"Contemporary Western culture makes the peace of solitude difficult to attain. The telephone is an ever-present threat to privacy...and the invention of the car telephone has ensured that drivers who install it are never out of touch with those who want to talk to them."
So wrote Anthony Storr in his book Solitude: A Return to the Self. I bought it not long ago from a coastal thrift store for a quarter and read it practically in one sitting.
Solitude's publication date? Nineteen eighty-eight. I hardly need say what came next with communications. Remaining in solitude is probably the hardest thing for most people to do in Western culture today. I'll bet many of you reading this are having a very hard time doing this very thing at the coast.
Commentators frequently place the primary blame on cell phones, but really, fault lies with the addicts who habitually wield them. I say all this with a unique perspective because I live near the number-one tourist attraction in the region and routinely see tourists on the beach allowing cell phones to conquer their solitude. And I'm not talking about using them to take photographs or write poetry. I'm talking about willfully abandoning a temporary isolation to engage in what the Sex Pistols called "blah, blah, blah."
Is that you?
Couldn't they have left the phone behind in their vehicle? Apparently, even during a vacation, they cannot abide solitude, fear it altogether, cannot let go of work, or suffer from a delusion that they require the ability to respond instantly to an emergency — when in reality, they most likely couldn't provide any more timely or meaningful assistance than people did in the pre-cell-phone era. Sometimes, waiting before responding is a wiser course of action in a crisis... or everyday life. Easy access to a cell phone annihilates the ability to wait or practice patience. It also entitles some addicts to insist that professional people remain at their beck and call 24 hours a day, 365 days a year, regardless of whether the professional person is on the beach with his family for his annual vacation.
I can distill Storr's main thesis to one sentence: self-enforced solitude for humans is healthy, desirable, and necessary for a creative life. It doesn't matter what the creative endeavor is. It could be writing, dressmaking, rebuilding old VW buses, brewing beer, or raising great children who care about the world.
Storr insists that creative people should carve out time for solitude to cultivate creativity even if certain creative endeavors mandate collaboration (which most do). I agree. I live alone with an old husky, Sonny, and we go to the beach two or three times a day. I also walk the neighbors' dogs and walk alone too. I experience more self-imposed solitude than anyone I know and would have never written a word for publication without it. I think by embracing solitude I've actually become a better collaborator.
While reading Solitude on the deck one Sunday afternoon, I noticed a little July sunlight fracturing the gray sky and decided to visit the beach with Sonny for a stroll and a nap.
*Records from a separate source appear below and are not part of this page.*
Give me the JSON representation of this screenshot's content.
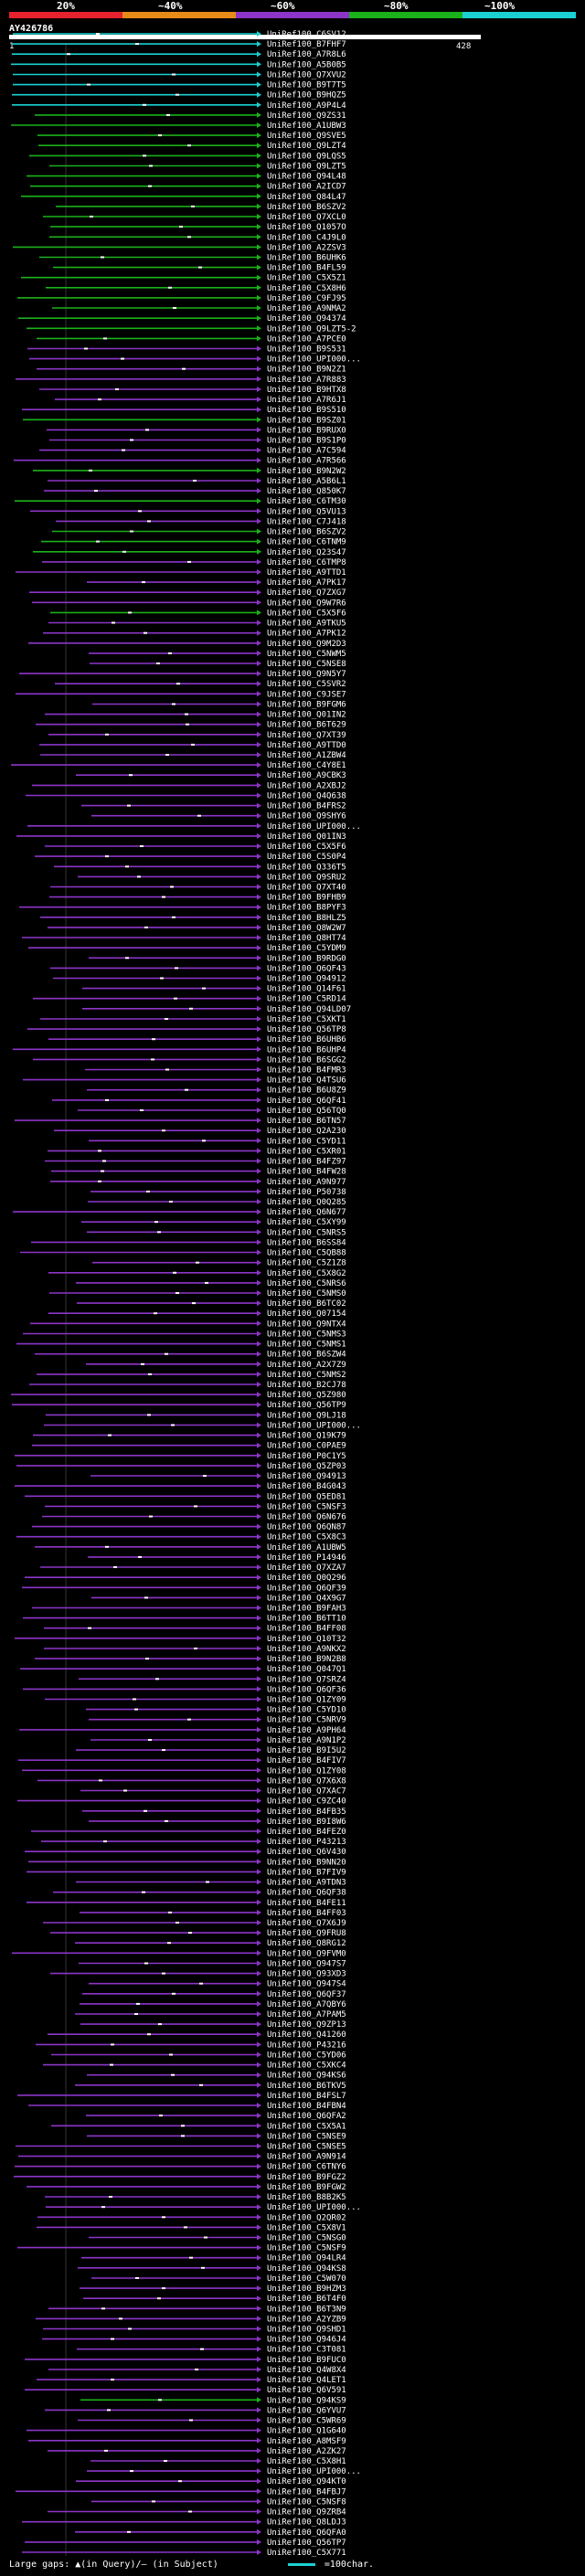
{
  "header": {
    "percent_labels": [
      "20%",
      "~40%",
      "~60%",
      "~80%",
      "~100%"
    ],
    "colors": [
      "#e5222d",
      "#e88a18",
      "#8c35c8",
      "#1bb11b",
      "#1ad1d1"
    ],
    "query_name": "AY426786",
    "query_start": "1",
    "query_end": "428"
  },
  "legend": {
    "gaps_label": "Large gaps: ▲(in Query)/— (in Subject)",
    "scale_label": "=100char."
  },
  "chart_data": {
    "type": "alignment-overview",
    "query_length": 428,
    "hits": [
      [
        "UniRef100_C6SV12",
        4
      ],
      [
        "UniRef100_B7FHF7",
        4
      ],
      [
        "UniRef100_A7R8L6",
        4
      ],
      [
        "UniRef100_A5B0B5",
        4
      ],
      [
        "UniRef100_Q7XVU2",
        4
      ],
      [
        "UniRef100_B9T7T5",
        4
      ],
      [
        "UniRef100_B9HQZ5",
        4
      ],
      [
        "UniRef100_A9P4L4",
        4
      ],
      [
        "UniRef100_Q9ZS31",
        3
      ],
      [
        "UniRef100_A1UBW3",
        3
      ],
      [
        "UniRef100_Q9SVE5",
        3
      ],
      [
        "UniRef100_Q9LZT4",
        3
      ],
      [
        "UniRef100_Q9LQS5",
        3
      ],
      [
        "UniRef100_Q9LZT5",
        3
      ],
      [
        "UniRef100_Q94L48",
        3
      ],
      [
        "UniRef100_A2ICD7",
        3
      ],
      [
        "UniRef100_Q84L47",
        3
      ],
      [
        "UniRef100_B6SZV2",
        3
      ],
      [
        "UniRef100_Q7XCL0",
        3
      ],
      [
        "UniRef100_Q1057O",
        3
      ],
      [
        "UniRef100_C4J9L0",
        3
      ],
      [
        "UniRef100_A2ZSV3",
        3
      ],
      [
        "UniRef100_B6UHK6",
        3
      ],
      [
        "UniRef100_B4FL59",
        3
      ],
      [
        "UniRef100_C5X5Z1",
        3
      ],
      [
        "UniRef100_C5X8H6",
        3
      ],
      [
        "UniRef100_C9FJ95",
        3
      ],
      [
        "UniRef100_A9NMA2",
        3
      ],
      [
        "UniRef100_Q94374",
        3
      ],
      [
        "UniRef100_Q9LZT5-2",
        3
      ],
      [
        "UniRef100_A7PCE0",
        3
      ],
      [
        "UniRef100_B9S531",
        2
      ],
      [
        "UniRef100_UPI000...",
        2
      ],
      [
        "UniRef100_B9N2Z1",
        2
      ],
      [
        "UniRef100_A7R883",
        2
      ],
      [
        "UniRef100_B9HTX8",
        2
      ],
      [
        "UniRef100_A7R6J1",
        2
      ],
      [
        "UniRef100_B9S510",
        2
      ],
      [
        "UniRef100_B9SZ01",
        3
      ],
      [
        "UniRef100_B9RUX0",
        2
      ],
      [
        "UniRef100_B9S1P0",
        2
      ],
      [
        "UniRef100_A7C594",
        2
      ],
      [
        "UniRef100_A7R566",
        2
      ],
      [
        "UniRef100_B9N2W2",
        3
      ],
      [
        "UniRef100_A5B6L1",
        2
      ],
      [
        "UniRef100_Q850K7",
        2
      ],
      [
        "UniRef100_C6TM30",
        3
      ],
      [
        "UniRef100_Q5VU13",
        2
      ],
      [
        "UniRef100_C7J418",
        2
      ],
      [
        "UniRef100_B6SZV2",
        3
      ],
      [
        "UniRef100_C6TNM9",
        3
      ],
      [
        "UniRef100_Q23S47",
        3
      ],
      [
        "UniRef100_C6TMP8",
        2
      ],
      [
        "UniRef100_A9TTD1",
        2
      ],
      [
        "UniRef100_A7PK17",
        2
      ],
      [
        "UniRef100_Q7ZXG7",
        2
      ],
      [
        "UniRef100_Q9W7R6",
        2
      ],
      [
        "UniRef100_C5X5F6",
        3
      ],
      [
        "UniRef100_A9TKU5",
        2
      ],
      [
        "UniRef100_A7PK12",
        2
      ],
      [
        "UniRef100_Q9M2D3",
        2
      ],
      [
        "UniRef100_C5NWM5",
        2
      ],
      [
        "UniRef100_C5NSE8",
        2
      ],
      [
        "UniRef100_Q9N5Y7",
        2
      ],
      [
        "UniRef100_C5SVR2",
        2
      ],
      [
        "UniRef100_C9JSE7",
        2
      ],
      [
        "UniRef100_B9FGM6",
        2
      ],
      [
        "UniRef100_Q01IN2",
        2
      ],
      [
        "UniRef100_B6T629",
        2
      ],
      [
        "UniRef100_Q7XT39",
        2
      ],
      [
        "UniRef100_A9TTD0",
        2
      ],
      [
        "UniRef100_A1ZBW4",
        2
      ],
      [
        "UniRef100_C4Y8E1",
        2
      ],
      [
        "UniRef100_A9CBK3",
        2
      ],
      [
        "UniRef100_A2XBJ2",
        2
      ],
      [
        "UniRef100_Q4Q638",
        2
      ],
      [
        "UniRef100_B4FRS2",
        2
      ],
      [
        "UniRef100_Q9SHY6",
        2
      ],
      [
        "UniRef100_UPI000...",
        2
      ],
      [
        "UniRef100_Q01IN3",
        2
      ],
      [
        "UniRef100_C5X5F6",
        2
      ],
      [
        "UniRef100_C5S0P4",
        2
      ],
      [
        "UniRef100_Q336T5",
        2
      ],
      [
        "UniRef100_Q9SRU2",
        2
      ],
      [
        "UniRef100_Q7XT40",
        2
      ],
      [
        "UniRef100_B9FHB9",
        2
      ],
      [
        "UniRef100_B8PYF3",
        2
      ],
      [
        "UniRef100_B8HLZ5",
        2
      ],
      [
        "UniRef100_Q8W2W7",
        2
      ],
      [
        "UniRef100_Q8HT74",
        2
      ],
      [
        "UniRef100_C5YDM9",
        2
      ],
      [
        "UniRef100_B9RDG0",
        2
      ],
      [
        "UniRef100_Q6QF43",
        2
      ],
      [
        "UniRef100_Q94912",
        2
      ],
      [
        "UniRef100_Q14F61",
        2
      ],
      [
        "UniRef100_C5RD14",
        2
      ],
      [
        "UniRef100_Q94LD07",
        2
      ],
      [
        "UniRef100_C5XKT1",
        2
      ],
      [
        "UniRef100_Q56TP8",
        2
      ],
      [
        "UniRef100_B6UHB6",
        2
      ],
      [
        "UniRef100_B6UHP4",
        2
      ],
      [
        "UniRef100_B6SGG2",
        2
      ],
      [
        "UniRef100_B4FMR3",
        2
      ],
      [
        "UniRef100_Q4TSU6",
        2
      ],
      [
        "UniRef100_B6U8Z9",
        2
      ],
      [
        "UniRef100_Q6QF41",
        2
      ],
      [
        "UniRef100_Q56TQ0",
        2
      ],
      [
        "UniRef100_B6TN57",
        2
      ],
      [
        "UniRef100_Q2A230",
        2
      ],
      [
        "UniRef100_C5YD11",
        2
      ],
      [
        "UniRef100_C5XR01",
        2
      ],
      [
        "UniRef100_B4FZ97",
        2
      ],
      [
        "UniRef100_B4FW28",
        2
      ],
      [
        "UniRef100_A9N977",
        2
      ],
      [
        "UniRef100_P50738",
        2
      ],
      [
        "UniRef100_Q0Q285",
        2
      ],
      [
        "UniRef100_Q6N677",
        2
      ],
      [
        "UniRef100_C5XY99",
        2
      ],
      [
        "UniRef100_C5NRS5",
        2
      ],
      [
        "UniRef100_B6SS84",
        2
      ],
      [
        "UniRef100_C5QB88",
        2
      ],
      [
        "UniRef100_C5Z1Z8",
        2
      ],
      [
        "UniRef100_C5X8G2",
        2
      ],
      [
        "UniRef100_C5NRS6",
        2
      ],
      [
        "UniRef100_C5NMS0",
        2
      ],
      [
        "UniRef100_B6TC02",
        2
      ],
      [
        "UniRef100_Q07154",
        2
      ],
      [
        "UniRef100_Q9NTX4",
        2
      ],
      [
        "UniRef100_C5NMS3",
        2
      ],
      [
        "UniRef100_C5NMS1",
        2
      ],
      [
        "UniRef100_B6SZW4",
        2
      ],
      [
        "UniRef100_A2X7Z9",
        2
      ],
      [
        "UniRef100_C5NMS2",
        2
      ],
      [
        "UniRef100_B2CJ78",
        2
      ],
      [
        "UniRef100_Q5Z980",
        2
      ],
      [
        "UniRef100_Q56TP9",
        2
      ],
      [
        "UniRef100_Q9LJ18",
        2
      ],
      [
        "UniRef100_UPI000...",
        2
      ],
      [
        "UniRef100_Q19K79",
        2
      ],
      [
        "UniRef100_C0PAE9",
        2
      ],
      [
        "UniRef100_P0C1Y5",
        2
      ],
      [
        "UniRef100_Q5ZP03",
        2
      ],
      [
        "UniRef100_Q94913",
        2
      ],
      [
        "UniRef100_B4G043",
        2
      ],
      [
        "UniRef100_Q5ED81",
        2
      ],
      [
        "UniRef100_C5NSF3",
        2
      ],
      [
        "UniRef100_Q6N676",
        2
      ],
      [
        "UniRef100_Q6QN87",
        2
      ],
      [
        "UniRef100_C5X8C3",
        2
      ],
      [
        "UniRef100_A1UBW5",
        2
      ],
      [
        "UniRef100_P14946",
        2
      ],
      [
        "UniRef100_Q7XZA7",
        2
      ],
      [
        "UniRef100_Q0Q296",
        2
      ],
      [
        "UniRef100_Q6QF39",
        2
      ],
      [
        "UniRef100_Q4X9G7",
        2
      ],
      [
        "UniRef100_B9FAH3",
        2
      ],
      [
        "UniRef100_B6TT10",
        2
      ],
      [
        "UniRef100_B4FF08",
        2
      ],
      [
        "UniRef100_Q10T32",
        2
      ],
      [
        "UniRef100_A9NKX2",
        2
      ],
      [
        "UniRef100_B9N2B8",
        2
      ],
      [
        "UniRef100_Q047Q1",
        2
      ],
      [
        "UniRef100_Q7SRZ4",
        2
      ],
      [
        "UniRef100_Q6QF36",
        2
      ],
      [
        "UniRef100_Q1ZY09",
        2
      ],
      [
        "UniRef100_C5YD10",
        2
      ],
      [
        "UniRef100_C5NRV9",
        2
      ],
      [
        "UniRef100_A9PH64",
        2
      ],
      [
        "UniRef100_A9N1P2",
        2
      ],
      [
        "UniRef100_B9I5U2",
        2
      ],
      [
        "UniRef100_B4FIV7",
        2
      ],
      [
        "UniRef100_Q1ZY08",
        2
      ],
      [
        "UniRef100_Q7X6X8",
        2
      ],
      [
        "UniRef100_Q7XAC7",
        2
      ],
      [
        "UniRef100_C9ZC40",
        2
      ],
      [
        "UniRef100_B4FB35",
        2
      ],
      [
        "UniRef100_B9I8W6",
        2
      ],
      [
        "UniRef100_B4FEZ0",
        2
      ],
      [
        "UniRef100_P43213",
        2
      ],
      [
        "UniRef100_Q6V430",
        2
      ],
      [
        "UniRef100_B9NN20",
        2
      ],
      [
        "UniRef100_B7FIV9",
        2
      ],
      [
        "UniRef100_A9TDN3",
        2
      ],
      [
        "UniRef100_Q6QF38",
        2
      ],
      [
        "UniRef100_B4FE11",
        2
      ],
      [
        "UniRef100_B4FF03",
        2
      ],
      [
        "UniRef100_Q7X6J9",
        2
      ],
      [
        "UniRef100_Q9FRU8",
        2
      ],
      [
        "UniRef100_Q8RG12",
        2
      ],
      [
        "UniRef100_Q9FVM0",
        2
      ],
      [
        "UniRef100_Q947S7",
        2
      ],
      [
        "UniRef100_Q93XD3",
        2
      ],
      [
        "UniRef100_Q947S4",
        2
      ],
      [
        "UniRef100_Q6QF37",
        2
      ],
      [
        "UniRef100_A7QBY6",
        2
      ],
      [
        "UniRef100_A7PAM5",
        2
      ],
      [
        "UniRef100_Q9ZP13",
        2
      ],
      [
        "UniRef100_Q41260",
        2
      ],
      [
        "UniRef100_P43216",
        2
      ],
      [
        "UniRef100_C5YD06",
        2
      ],
      [
        "UniRef100_C5XKC4",
        2
      ],
      [
        "UniRef100_Q94KS6",
        2
      ],
      [
        "UniRef100_B6TKV5",
        2
      ],
      [
        "UniRef100_B4FSL7",
        2
      ],
      [
        "UniRef100_B4FBN4",
        2
      ],
      [
        "UniRef100_Q6QFA2",
        2
      ],
      [
        "UniRef100_C5X5A1",
        2
      ],
      [
        "UniRef100_C5NSE9",
        2
      ],
      [
        "UniRef100_C5NSE5",
        2
      ],
      [
        "UniRef100_A9N914",
        2
      ],
      [
        "UniRef100_C6TNY6",
        2
      ],
      [
        "UniRef100_B9FGZ2",
        2
      ],
      [
        "UniRef100_B9FGW2",
        2
      ],
      [
        "UniRef100_B8B2K5",
        2
      ],
      [
        "UniRef100_UPI000...",
        2
      ],
      [
        "UniRef100_Q2QR02",
        2
      ],
      [
        "UniRef100_C5X8V1",
        2
      ],
      [
        "UniRef100_C5NSG0",
        2
      ],
      [
        "UniRef100_C5NSF9",
        2
      ],
      [
        "UniRef100_Q94LR4",
        2
      ],
      [
        "UniRef100_Q94KS8",
        2
      ],
      [
        "UniRef100_C5W070",
        2
      ],
      [
        "UniRef100_B9HZM3",
        2
      ],
      [
        "UniRef100_B6T4F0",
        2
      ],
      [
        "UniRef100_B6T3N9",
        2
      ],
      [
        "UniRef100_A2YZB9",
        2
      ],
      [
        "UniRef100_Q9SHD1",
        2
      ],
      [
        "UniRef100_Q946J4",
        2
      ],
      [
        "UniRef100_C3T081",
        2
      ],
      [
        "UniRef100_B9FUC0",
        2
      ],
      [
        "UniRef100_Q4W8X4",
        2
      ],
      [
        "UniRef100_Q4LET1",
        2
      ],
      [
        "UniRef100_Q6V591",
        2
      ],
      [
        "UniRef100_Q94KS9",
        3
      ],
      [
        "UniRef100_Q6YVU7",
        2
      ],
      [
        "UniRef100_C5WR69",
        2
      ],
      [
        "UniRef100_Q1G640",
        2
      ],
      [
        "UniRef100_A8MSF9",
        2
      ],
      [
        "UniRef100_A2ZK27",
        2
      ],
      [
        "UniRef100_C5X8H1",
        2
      ],
      [
        "UniRef100_UPI000...",
        2
      ],
      [
        "UniRef100_Q94KT0",
        2
      ],
      [
        "UniRef100_B4FBJ7",
        2
      ],
      [
        "UniRef100_C5NSF8",
        2
      ],
      [
        "UniRef100_Q9ZRB4",
        2
      ],
      [
        "UniRef100_Q8LDJ3",
        2
      ],
      [
        "UniRef100_Q6QFA0",
        2
      ],
      [
        "UniRef100_Q56TP7",
        2
      ],
      [
        "UniRef100_C5X771",
        2
      ]
    ]
  }
}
On the sand, Sonny and I came across a couple in their mid-30s with a three-year-old boy. The father and son were happily engaged building a castle. Fifty yards away, at the ocean's edge, the mom chatted on her phone.
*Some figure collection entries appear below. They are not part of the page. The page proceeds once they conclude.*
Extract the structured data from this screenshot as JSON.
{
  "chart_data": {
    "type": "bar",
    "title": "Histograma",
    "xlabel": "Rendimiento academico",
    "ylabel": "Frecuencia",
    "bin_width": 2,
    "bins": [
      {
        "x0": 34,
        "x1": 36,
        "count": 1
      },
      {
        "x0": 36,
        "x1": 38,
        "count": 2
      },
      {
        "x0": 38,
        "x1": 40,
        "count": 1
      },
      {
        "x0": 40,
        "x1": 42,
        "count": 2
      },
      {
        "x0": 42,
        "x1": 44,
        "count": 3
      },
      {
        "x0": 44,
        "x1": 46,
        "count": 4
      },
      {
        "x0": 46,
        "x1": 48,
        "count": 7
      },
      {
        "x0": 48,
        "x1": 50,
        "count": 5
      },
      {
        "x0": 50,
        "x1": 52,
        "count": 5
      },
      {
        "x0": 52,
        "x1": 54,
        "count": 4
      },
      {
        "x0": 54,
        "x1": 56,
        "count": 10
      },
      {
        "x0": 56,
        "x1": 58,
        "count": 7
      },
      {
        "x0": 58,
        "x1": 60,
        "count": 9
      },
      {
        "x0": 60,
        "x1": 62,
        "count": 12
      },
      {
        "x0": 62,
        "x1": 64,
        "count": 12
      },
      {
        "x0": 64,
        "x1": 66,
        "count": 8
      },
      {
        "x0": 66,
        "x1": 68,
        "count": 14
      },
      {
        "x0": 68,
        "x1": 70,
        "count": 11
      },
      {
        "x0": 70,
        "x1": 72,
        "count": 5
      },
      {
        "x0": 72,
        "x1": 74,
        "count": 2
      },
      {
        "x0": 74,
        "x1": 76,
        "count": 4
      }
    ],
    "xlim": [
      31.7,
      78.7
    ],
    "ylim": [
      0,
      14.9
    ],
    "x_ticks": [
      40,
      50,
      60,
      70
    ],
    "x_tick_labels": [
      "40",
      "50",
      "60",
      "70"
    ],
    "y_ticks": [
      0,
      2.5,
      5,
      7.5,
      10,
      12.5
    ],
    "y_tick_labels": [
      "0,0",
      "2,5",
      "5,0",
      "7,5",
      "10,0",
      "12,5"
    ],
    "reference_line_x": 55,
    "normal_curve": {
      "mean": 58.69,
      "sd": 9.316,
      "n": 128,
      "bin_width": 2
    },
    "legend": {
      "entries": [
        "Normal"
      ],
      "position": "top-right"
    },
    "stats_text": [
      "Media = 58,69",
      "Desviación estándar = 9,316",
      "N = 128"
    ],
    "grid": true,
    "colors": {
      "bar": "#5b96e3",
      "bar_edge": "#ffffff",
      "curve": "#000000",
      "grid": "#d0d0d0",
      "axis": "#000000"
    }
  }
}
I found my favorite slice of eroded riprap for a pillow and fell asleep for an hour. I awoke and we headed home, passing the family. The mother was still talking on the phone but this time circling the father, child, and castle.
The wind blew some conversation fragments my way: "blah, blah, blah." Her child was laughing, playing, and creating, and his mother was completely disengaged from the moment, obliterating any chance of solitude with her family. The scene saddened me but I tried not to judge. I just want to understand this mysteriously modern trip that so many Americans have embarked upon. Where is it taking us?
Sonny and I kept moving. A few minutes later, we encountered a woman leaning against a drift log reading a fat romance novel, a real bodice ripper, from what I could glean from the cover. I also noticed her iPhone resting on a canvas tote a few inches away, poised to obliterate her solitude with a pleasant chime. It was only a matter of time.